It is 2023 and data products (or Data Mesh in a broader sense) are a priority for a data-driven enterprise. Many organizations still need to work on clearly defining data products and how they create value for their organization and clients. I am not going to get into the technicalities of what is a data product or why it shouldn't be confused with data assets. Twain said something about fewer words, so I will skip words like domain-oriented, decentralized ownership, and self-serve for better readability. Instead, we will talk about key ideas derived from Citisoft clients who seem to get data products.
Why data products (or related constructs)?
Data is the fuel of operations, and like fuel, it is non-renewable. It is not something that can be quickly recovered when lost or mismanaged. Therefore, in many cases, even when companies have a lot of data (especially in financial services), they feel they could make better use of it. To make use of the data, an organization must know how good the data is and to know that, the organization must know where it comes from—its supply chain, if you will.
We have been slowly getting there—I’d wager that every organization has at least been taking steps to ensure they are aware of their data supply chain. A clear view of their data supply chain tells companies where they stand and what they need to do. They need to be able to answer questions such as: What are the sources of our data? How is it created? Who owns it? How can we access it? And how do we get insights from it? These are all perennial questions. Today, financial institutes are expected to have a library of policies and procedures around them. These are also expensive questions to answer.
During a recent discussion on many of these topics with the Chief Data Office at a global bank, a familiar question arose (a favorite for the consulting types):
"What are we aiming for?"
Behind the “Data Product OKRs,” providing insights into business operations and customers lay a more straightforward answer: trust. Organizations need to trust their data to operate confidently. Yes, there are SOC rules that tell organizations what they must do, but being able to trust the data is the real goal.
Project vs product data mindset
Organizations thinking about data products are realizing that managing data in a federated manner is as much about technology as it is about organizational and mindset change.
Traditionally, most companies are project-driven when it comes to data. This means they focus on executing business requests and producing reports based on that data. This approach works but has some significant drawbacks, including slow time-to-delivery (because of the need for customization and manual effort), lack of reuse, and the risk of delivering incorrect data.

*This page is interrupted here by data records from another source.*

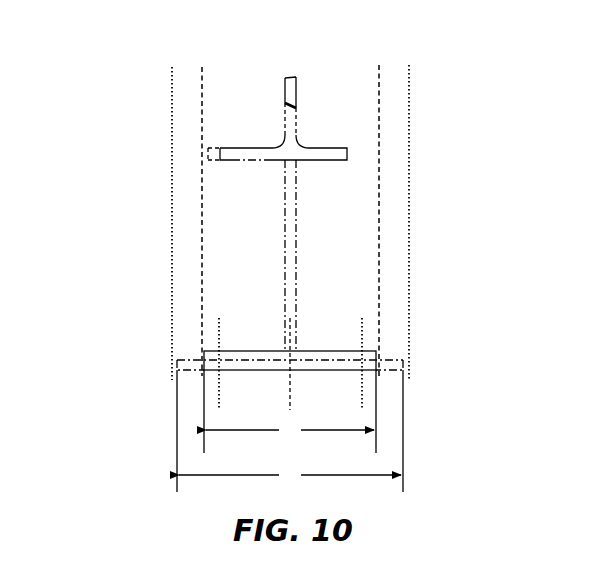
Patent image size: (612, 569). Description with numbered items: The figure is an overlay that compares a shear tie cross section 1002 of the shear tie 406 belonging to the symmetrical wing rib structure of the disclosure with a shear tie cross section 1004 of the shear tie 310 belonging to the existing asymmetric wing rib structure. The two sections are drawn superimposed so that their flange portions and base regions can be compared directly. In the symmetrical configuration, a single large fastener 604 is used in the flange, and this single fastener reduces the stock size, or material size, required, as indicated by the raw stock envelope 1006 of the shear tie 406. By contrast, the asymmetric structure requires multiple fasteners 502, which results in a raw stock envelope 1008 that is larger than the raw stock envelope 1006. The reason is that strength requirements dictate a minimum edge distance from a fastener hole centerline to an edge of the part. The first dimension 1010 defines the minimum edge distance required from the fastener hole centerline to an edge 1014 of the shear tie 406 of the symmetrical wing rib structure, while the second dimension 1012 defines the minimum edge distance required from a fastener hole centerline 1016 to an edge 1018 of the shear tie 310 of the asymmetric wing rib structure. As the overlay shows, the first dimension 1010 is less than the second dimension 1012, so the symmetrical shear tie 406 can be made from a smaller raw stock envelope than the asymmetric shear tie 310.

The shear tie 406 is at (186, 86).
The shear tie cross section 1002 is at (285, 93).
The shear tie 310 is at (184, 124).
The shear tie cross section 1004 is at (220, 148).
The large fastener 604 is at (284, 333).
The fasteners 502 is at (217, 333).
The fastener hole centerline 1016 is at (364, 333).
The edge 1014 is at (377, 352).
The edge 1018 is at (405, 365).
The raw stock envelope 1008 is at (412, 100).
The raw stock envelope 1006 is at (382, 185).
The dimension d1 1010 is at (233, 430).
The dimension d2 1012 is at (345, 475).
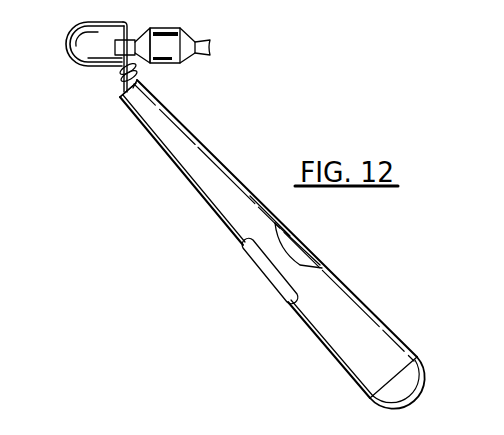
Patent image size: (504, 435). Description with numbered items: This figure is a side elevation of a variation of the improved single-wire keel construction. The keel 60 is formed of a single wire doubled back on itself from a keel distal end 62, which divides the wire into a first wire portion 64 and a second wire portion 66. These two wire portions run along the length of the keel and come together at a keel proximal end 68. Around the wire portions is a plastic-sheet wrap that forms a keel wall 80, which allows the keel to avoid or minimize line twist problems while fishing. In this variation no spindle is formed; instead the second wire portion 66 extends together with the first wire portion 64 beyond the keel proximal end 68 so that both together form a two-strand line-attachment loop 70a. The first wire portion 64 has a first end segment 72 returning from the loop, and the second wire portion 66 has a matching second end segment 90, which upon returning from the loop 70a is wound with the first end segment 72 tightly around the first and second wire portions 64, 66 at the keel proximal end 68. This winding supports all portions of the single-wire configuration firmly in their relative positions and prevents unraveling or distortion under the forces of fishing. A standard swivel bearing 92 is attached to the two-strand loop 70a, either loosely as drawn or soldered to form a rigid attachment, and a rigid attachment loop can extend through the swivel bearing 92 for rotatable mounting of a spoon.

The keel 60 is at (215, 152).
The keel distal end 62 is at (422, 375).
The first wire portion 64 is at (66, 50).
The second wire portion 66 is at (97, 31).
The keel proximal end 68 is at (122, 94).
The two-strand line-attachment loop 70a is at (82, 67).
The first end segment 72 is at (137, 67).
The keel wall 80 is at (250, 220).
The second end segment 90 is at (138, 75).
The swivel bearing 92 is at (178, 40).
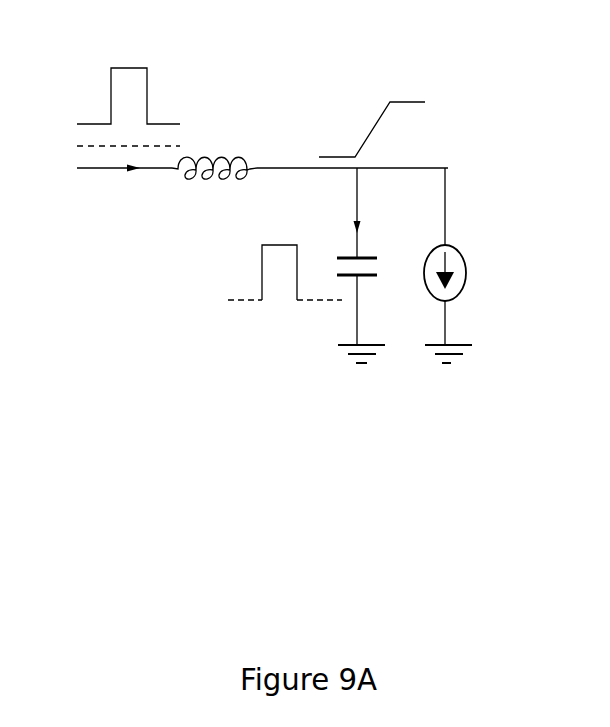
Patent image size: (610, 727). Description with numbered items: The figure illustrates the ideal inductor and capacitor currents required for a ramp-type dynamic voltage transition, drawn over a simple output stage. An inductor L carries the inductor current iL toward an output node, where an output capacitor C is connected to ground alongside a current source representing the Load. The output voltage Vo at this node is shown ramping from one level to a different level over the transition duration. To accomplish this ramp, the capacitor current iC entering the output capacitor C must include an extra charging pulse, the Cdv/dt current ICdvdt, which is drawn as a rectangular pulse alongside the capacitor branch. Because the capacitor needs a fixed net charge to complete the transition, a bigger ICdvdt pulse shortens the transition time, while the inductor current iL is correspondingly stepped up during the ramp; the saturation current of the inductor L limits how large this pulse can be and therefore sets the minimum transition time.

The inductor L is at (214, 153).
The output capacitor C is at (361, 310).
The load Load is at (473, 265).
The inductor current iL is at (128, 107).
The output voltage Vo is at (372, 129).
The capacitor current iC is at (343, 213).
The Cdv/dt current ICdvdt is at (285, 256).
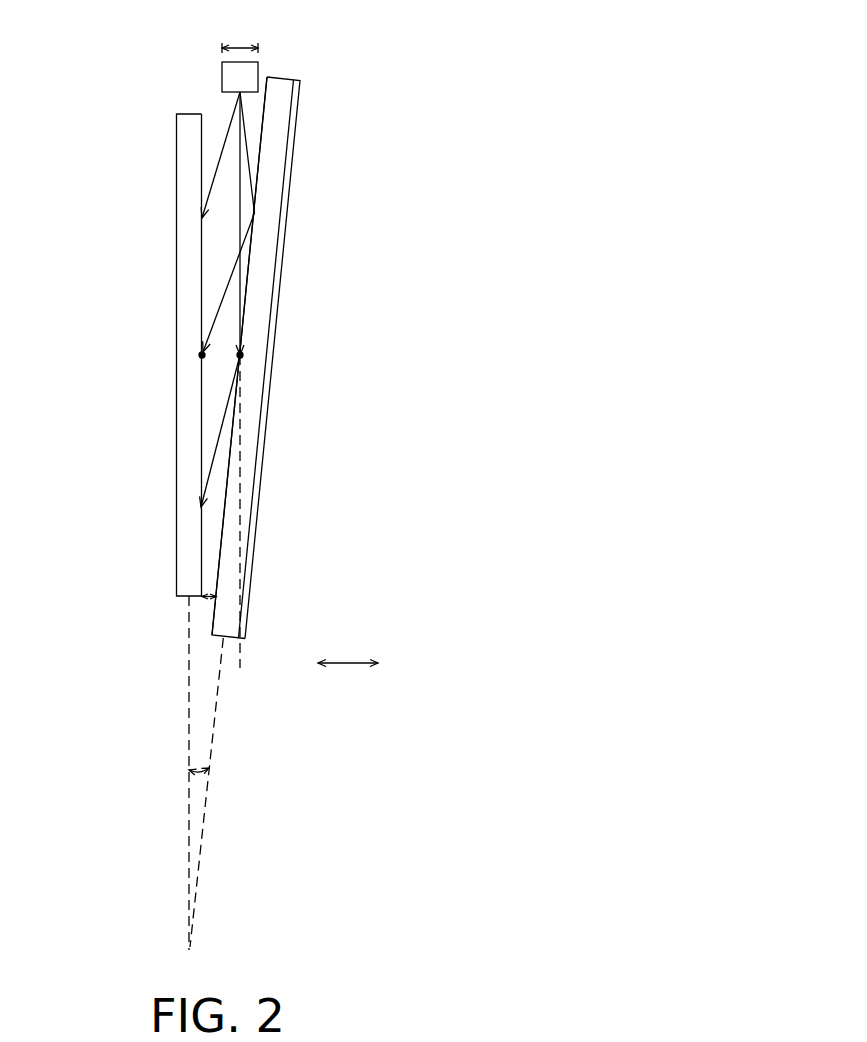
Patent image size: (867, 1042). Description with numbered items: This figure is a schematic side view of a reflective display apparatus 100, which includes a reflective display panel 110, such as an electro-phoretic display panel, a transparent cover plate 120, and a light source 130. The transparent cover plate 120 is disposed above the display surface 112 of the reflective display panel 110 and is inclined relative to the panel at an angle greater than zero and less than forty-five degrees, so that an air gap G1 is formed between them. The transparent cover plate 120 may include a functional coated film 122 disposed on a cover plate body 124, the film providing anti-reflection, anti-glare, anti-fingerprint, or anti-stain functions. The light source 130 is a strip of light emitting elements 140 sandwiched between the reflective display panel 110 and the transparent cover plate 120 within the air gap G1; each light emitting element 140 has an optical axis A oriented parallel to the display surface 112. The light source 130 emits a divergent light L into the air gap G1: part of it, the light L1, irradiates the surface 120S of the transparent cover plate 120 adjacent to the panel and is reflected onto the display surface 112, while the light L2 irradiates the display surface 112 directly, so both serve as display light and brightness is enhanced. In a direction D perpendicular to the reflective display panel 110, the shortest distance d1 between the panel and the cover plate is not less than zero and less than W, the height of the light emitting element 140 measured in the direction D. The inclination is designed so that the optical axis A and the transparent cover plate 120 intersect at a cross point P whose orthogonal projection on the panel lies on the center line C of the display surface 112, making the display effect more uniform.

The reflective display apparatus 100 is at (525, 848).
The reflective display panel 110 is at (147, 355).
The display surface 112 is at (211, 292).
The transparent cover plate 120 is at (315, 358).
The functional coated film 122 is at (290, 152).
The cover plate body 124 is at (282, 113).
The surface of the transparent cover plate 120S is at (217, 511).
The light source 130 is at (227, 77).
The light emitting element 140 is at (165, 79).
The height of the light emitting element W is at (242, 43).
The light L is at (166, 299).
The light L1 is at (245, 132).
The light L2 is at (212, 173).
The cross point P is at (238, 349).
The center line C is at (202, 355).
The air gap G1 is at (219, 420).
The shortest distance d1 is at (207, 602).
The optical axis A is at (236, 525).
The direction D is at (361, 665).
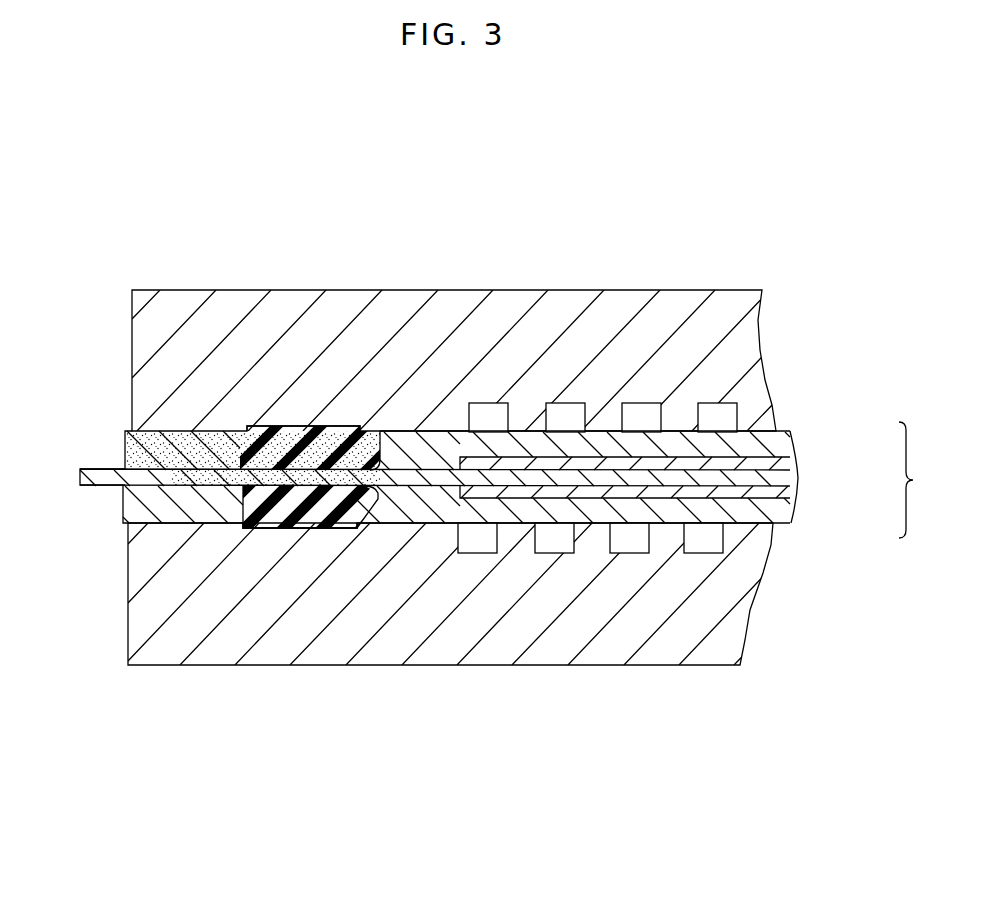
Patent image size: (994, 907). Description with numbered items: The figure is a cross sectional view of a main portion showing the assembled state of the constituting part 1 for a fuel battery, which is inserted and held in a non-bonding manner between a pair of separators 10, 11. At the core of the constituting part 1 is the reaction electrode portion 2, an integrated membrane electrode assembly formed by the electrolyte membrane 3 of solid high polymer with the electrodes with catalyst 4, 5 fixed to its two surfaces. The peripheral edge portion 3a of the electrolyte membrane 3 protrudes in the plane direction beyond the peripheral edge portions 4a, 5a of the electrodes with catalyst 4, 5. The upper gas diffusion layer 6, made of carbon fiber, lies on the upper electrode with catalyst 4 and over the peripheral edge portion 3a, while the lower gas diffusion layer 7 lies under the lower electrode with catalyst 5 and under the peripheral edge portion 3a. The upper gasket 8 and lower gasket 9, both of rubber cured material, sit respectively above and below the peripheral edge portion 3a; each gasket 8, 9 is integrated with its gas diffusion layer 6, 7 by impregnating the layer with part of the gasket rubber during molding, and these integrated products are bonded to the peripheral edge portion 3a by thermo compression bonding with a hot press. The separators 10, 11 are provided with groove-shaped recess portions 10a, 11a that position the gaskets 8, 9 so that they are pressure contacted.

The constituting part for a fuel battery 1 is at (788, 428).
The reaction electrode portion 2 is at (862, 480).
The electrolyte membrane 3 is at (788, 475).
The peripheral edge portion of the electrolyte membrane 3a is at (165, 462).
The electrode with catalyst 4 is at (793, 463).
The peripheral edge portion of the electrode with catalyst 4a is at (483, 462).
The electrode with catalyst 5 is at (793, 495).
The peripheral edge portion of the electrode with catalyst 5a is at (483, 490).
The gas diffusion layer 6 is at (435, 447).
The gas diffusion layer 7 is at (437, 497).
The gasket 8 is at (320, 435).
The gasket 9 is at (312, 507).
The separator 10 is at (667, 320).
The groove-shaped recess portion 10a is at (247, 427).
The separator 11 is at (650, 607).
The groove-shaped recess portion 11a is at (240, 505).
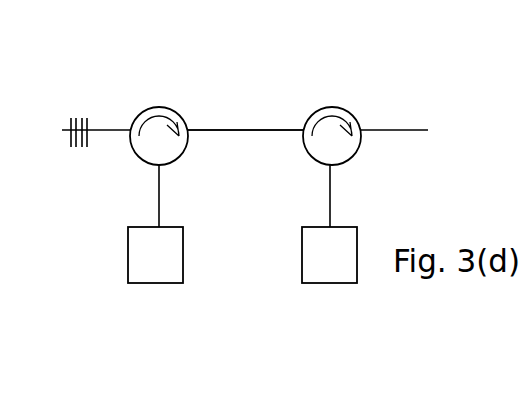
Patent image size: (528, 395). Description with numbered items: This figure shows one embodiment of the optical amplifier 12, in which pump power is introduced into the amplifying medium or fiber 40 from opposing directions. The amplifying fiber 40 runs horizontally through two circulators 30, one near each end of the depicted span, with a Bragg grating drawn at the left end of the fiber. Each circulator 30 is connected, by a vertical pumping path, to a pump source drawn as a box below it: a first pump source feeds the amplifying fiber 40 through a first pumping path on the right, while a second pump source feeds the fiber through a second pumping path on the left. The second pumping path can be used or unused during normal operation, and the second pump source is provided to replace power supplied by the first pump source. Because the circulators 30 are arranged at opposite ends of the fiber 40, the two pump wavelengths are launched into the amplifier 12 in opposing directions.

The optical amplifier 12 is at (426, 87).
The circulator 30 is at (142, 87).
The amplifying medium/fiber 40 is at (215, 130).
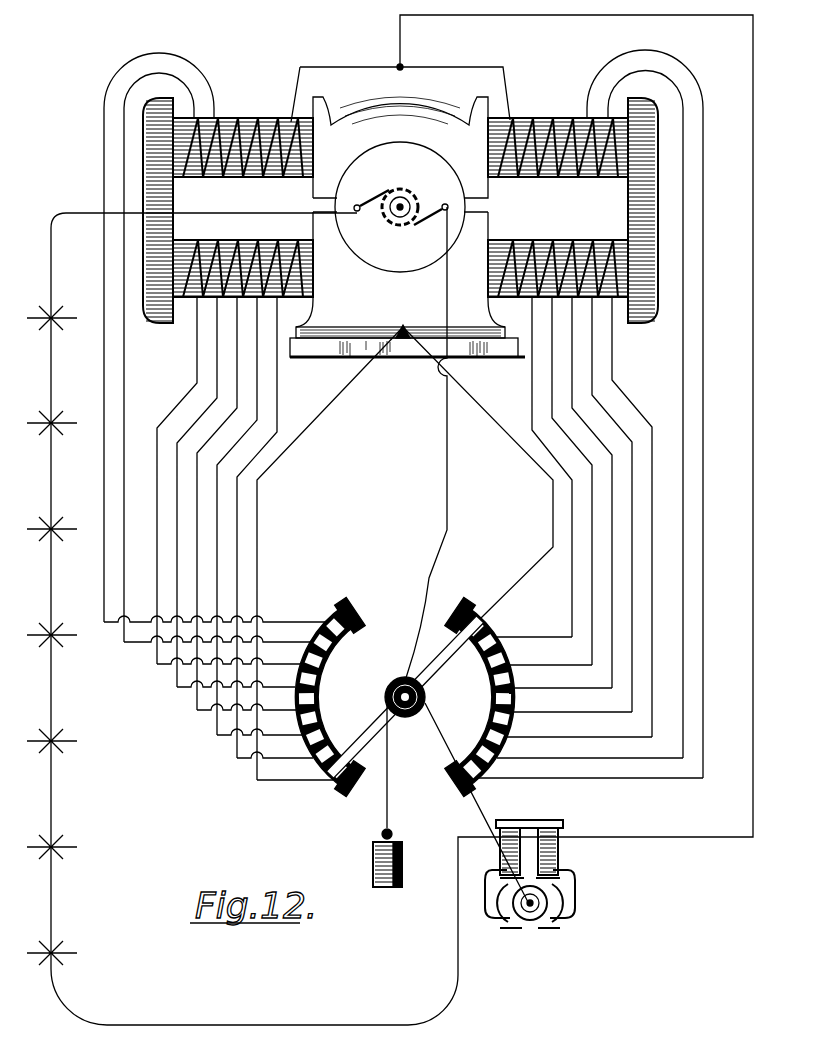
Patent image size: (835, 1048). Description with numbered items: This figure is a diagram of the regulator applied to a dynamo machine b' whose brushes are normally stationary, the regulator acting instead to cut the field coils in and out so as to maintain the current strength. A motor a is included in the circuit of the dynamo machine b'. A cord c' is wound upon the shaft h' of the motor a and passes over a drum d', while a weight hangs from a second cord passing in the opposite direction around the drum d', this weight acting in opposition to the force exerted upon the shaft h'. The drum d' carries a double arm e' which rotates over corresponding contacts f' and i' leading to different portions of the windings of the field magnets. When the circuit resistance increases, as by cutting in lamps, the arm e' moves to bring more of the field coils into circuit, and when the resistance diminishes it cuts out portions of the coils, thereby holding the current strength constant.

A product-driven organization focuses on creating a sustainable architecture (business and technology) for managing data and delivering value from it. Technology-wise, this means building an infrastructure that allows anyone in the company to access data as needed and use it to drive business decisions—without having a developer or DBA do so manually. From a business standpoint, it means standing up business teams with the technical aptitude to take on data stewardship by actively participating in its supply chain.
The product-driven approach advocates commonality, not just in the ability to store and access data, but also in how an organization thinks about data requirements. Data requirements must be repeatable rather than specified piecemeal by each user group (or worse yet, by individual users themselves!).
An even better approach would be to tie data requirements (and thereby data products) to business outcomes.
Data products must focus on business outcomes, not data outputs
Data products are not data outputs, and they’re not just data. They aren’t just software, either. In fact, they may not even be visualizations (sounds horrible, I know!). Data products are simply trusted data deliverables that provide value through a specific business outcome they produce. They can be associated with corporate-level outcomes, like risk-weighted assets, or be something more business-line specific such as liquidity.
The alignment of business outcomes with data products should be a continuous iterative process throughout their lifecycle. Without this alignment, it can be a struggle to work backwards and justify budget spending. Anyone who has spent money on documenting data lineage would attest to that. More often than not, clearly defining the value and business outcome automatically makes it appealing in often-quoted functional dimensions like reusability or read-optimization.
Data products can be tricky to manage and measure because they are relatively "intangible" compared to other products. However, I’d argue that they shouldn’t be treated differently from any other product. And like any other products, clients (end users) need to be able to measure the impact of their data products. These clients need to be able to quantify the return on investment and demonstrate that their data products are either increasing revenue or reducing costs.